In the mid-80s he booked a one-way ticket to Britain with a plan to learn the secret to brewing beer the traditional way.
He wrote to 180 breweries offering to work for free and heard back from two, taking the job with the one that said it would pay him $1 an hour.
"I wanted to make beer styles Kiwi drinkers hadn't seen for 50, 60, 70 years. Old-style beers but made fresh in New Zealand, not dragged halfway around the world to be stale and manky and crappy."
Returning in 1988, he spent time getting the business plan sorted, saving $60,000 in start-up funding and looking for the perfect building.
Galbraith says he'd almost given up when a real estate agent rang him about a historic building that had formerly housed the Grafton branch library.
It was the perfect space, but to make it financially viable to brew his style of beer, he needed to put the likes of Lion Red, Steinlager and Guinness on tap in the early days.
Even then the numbers didn't stack up, and with set-up costing more than Galbraith calculated, he sold his house and lived upstairs in the brewery for the best part of a year.
"I didn't know the hell what I was doing. I thought I did; I thought I had enough money and I didn't."
He'd also banked on expats flocking to his pub to drink his beer but the reaction was lukewarm.
"They would rather have drunk imported, real English beer. It was pretty hard for a little while there."
What kept him going was a fear of failure more than anything else, he says. "I would have felt pretty crap had I failed. It would have done my ego no end of harm and I have a rather large ego."
With the benefit of hindsight, Galbraith says he would have been smarter to have started five years later when drinkers were becoming more adventurous with their beer choices.
Two decades on, the next generation of brewers are making craft beer "a bit more cool and groovy", says Galbraith, and business has taken off again.
"I'd like to think we've had some small part in bringing people to different styles."

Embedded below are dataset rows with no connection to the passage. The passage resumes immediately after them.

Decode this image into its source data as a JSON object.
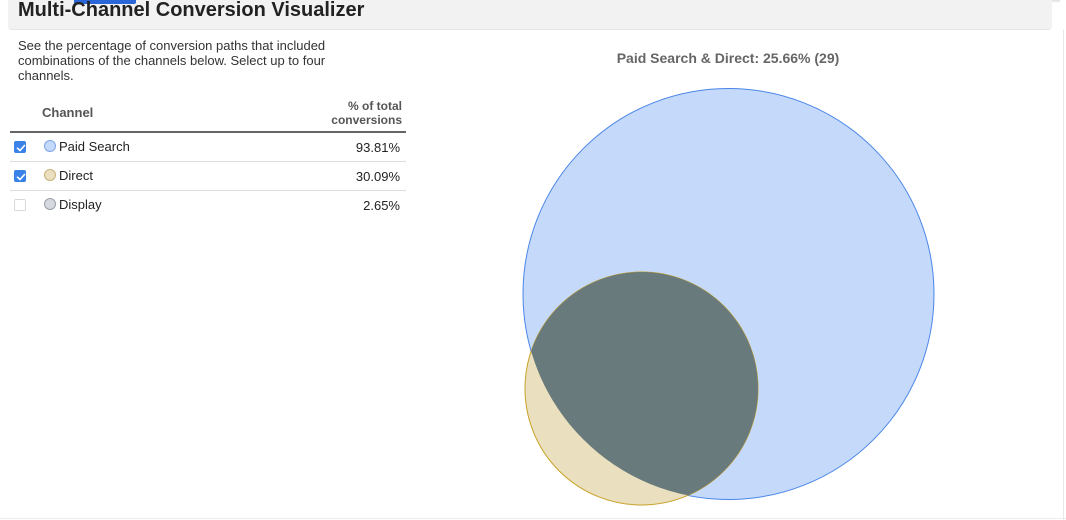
{
  "header": {
    "title": "Multi-Channel Conversion Visualizer"
  },
  "description": "See the percentage of conversion paths that included combinations of the channels below. Select up to four channels.",
  "table": {
    "col_channel": "Channel",
    "col_pct": "% of total conversions",
    "rows": [
      {
        "label": "Paid Search",
        "value": "93.81%",
        "checked": true,
        "color": "#c5d9fb",
        "border": "#7fa6e8"
      },
      {
        "label": "Direct",
        "value": "30.09%",
        "checked": true,
        "color": "#eadfbe",
        "border": "#c9b27a"
      },
      {
        "label": "Display",
        "value": "2.65%",
        "checked": false,
        "color": "#d6d9e0",
        "border": "#9aa0ab"
      }
    ]
  },
  "venn": {
    "title": "Paid Search & Direct: 25.66% (29)",
    "colors": {
      "paid_search_fill": "#c5d9fb",
      "paid_search_stroke": "#4a86e8",
      "direct_fill": "#eadfbe",
      "direct_stroke": "#c9a227",
      "overlap_fill": "#687a7b"
    }
  }
}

While English beer styles are his passion, Galbraith's brewing has evolved to encompass European beers.
"I tend to make beers for me. I don't make them for a market and if people want to buy into that, that's great."
As well as producing to the original recipes and methods, Galbraith sources ingredients from the same regions and adjusts the water to reflect what would be available locally.
A German-style lager uses malt and hops from the Munich area, whereas an English bitter would have malt from Salisbury and hops from Worcestershire.
Galbraith says he's built up a relationship with growers so a beer's provenance can be traced almost from field to pint glass.
"I would rather use local ingredients if I could make a genuine Czech pilsner or genuine Baltic stout, but you can't."
A lot of work goes into making the beer, with large upfront costs, but the results give Galbraith's a "little niche" that not too many other people are keen on jumping into, he says.
For about five years, beer aficionados haven't needed to make a pilgrimage to Galbraith's Alehouse in order to swig his brews, which are available in bottles at retail outlets.
Galbraith, who brews the alehouse beers on-site in Grafton, has contracted out the bottle brewing while still sourcing the ingredients and overseeing the brew process. He says margins are low, but he originally saw the bottled beers as a way of advertising the alehouse that paid for itself. The plan is to create bottled beer products for nationwide distribution and perhaps start exporting.
In Auckland's tough hospitality market very few ventures make it through into their third decade.
Asked what the secret ingredient is to staying in business, Galbraith replies: "Just blind stupidity".